Bookeish! turns into Bookeina!

(eish - an exclamation of surprise or amazement; eina - an exclamation of pain, like Ow)


The South African International Festival of Books (known as Bookeish!), originally planned for April 2004, has been postponed due to fund-raising shortfalls.

In a statement on the www.bookeish.co.za website the festival’s chairman Stephen Johnson says: "We set ourselves an ambitious goal of raising R5 million (US$660,000) to cover the cost of the festival and a number of complementary cultural events.

"As at 30 June we were somewhat short of the interim fund-raising target we had set for ourselves. The board was reluctant to compromise the success of the venture and agreed to a postponement. The Publishers' Association of South Africa will announce the new strategy in due course."

The Bookeish!office in Cape Town has closed and no new date for the festival has been set.

The festival was part of a campaign to highlight "the exhilaration and the celebration of the life transforming power of books", according to the Bookeish! website.

A central aspect of the programme in the build-up to the festival in 2004 was an educational programme based on Africa’s 100 Best Books.

The festival was planned as an event for readers and authors, not an event aimed at publishers and booksellers.

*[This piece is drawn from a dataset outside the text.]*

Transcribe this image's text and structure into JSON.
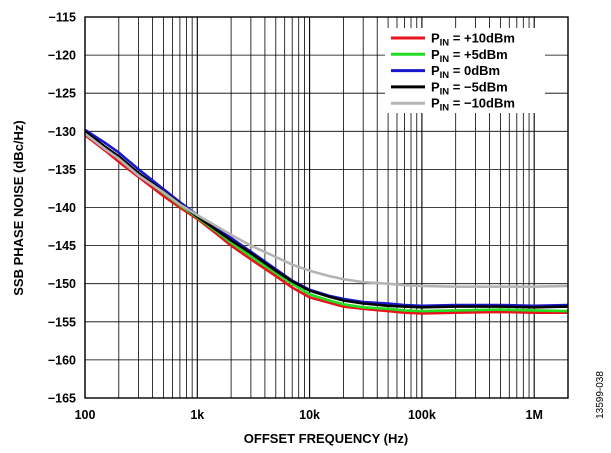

The grand plan for the event aimed to turn Cape Town into ‘book city’ over the period. There would have been music and poetry in Kirstenbosch Gardens (an extension of the current summer music programme); jazz and reading in the Waterfront with the North Sea jazz festival; and the orientation of Baxter, Artscape and Spier programmes to include book themes and works. Local parades were planned around local libraries and library events, in which children dress up as book characters, coming together into a single Book March. A high-profile media, poster and banner campaign was hoped to add to the excitement and sense of ubiquitous book events.

The Bookeish! website says the festival is "Much more than a trade gathering of publishers and booksellers nationally and internationally, Bookeish! will be the culmination of a two-year campaign that highlights the importance of books and the value of ‘reading for life’. Bookeish! will encourage South Africans to see that reading and the purchase of books is an enriching and worthwhile investment in their own and the country’s future."

It was planned that the festival would take place every two years.

Johnson said: "We have received significant support in both cash and kind from organisations like Atlantic Philanthropies, Cambridge University Press, PanMacmillan SA, The Penguin Group, Random House, Juta & Co, Struik New Holland, Johnnic as well as significant commitments of support from the Department of Arts & Culture, Avmin, Naspers, the National Arts Council and Daimler Fleet Services.

"We are confident that the energy and enthusiasm displayed by all who have been associated with Bookeish! has already contributed significantly towards our goal of highlighting the value of books and the value of reading. Our involvement in Africa's Top 100 Books competition and numerous other cultural events has been extremely rewarding. But, for the moment, the Festival itself will have to wait. "

The postponement is just a "temporary set back", he said.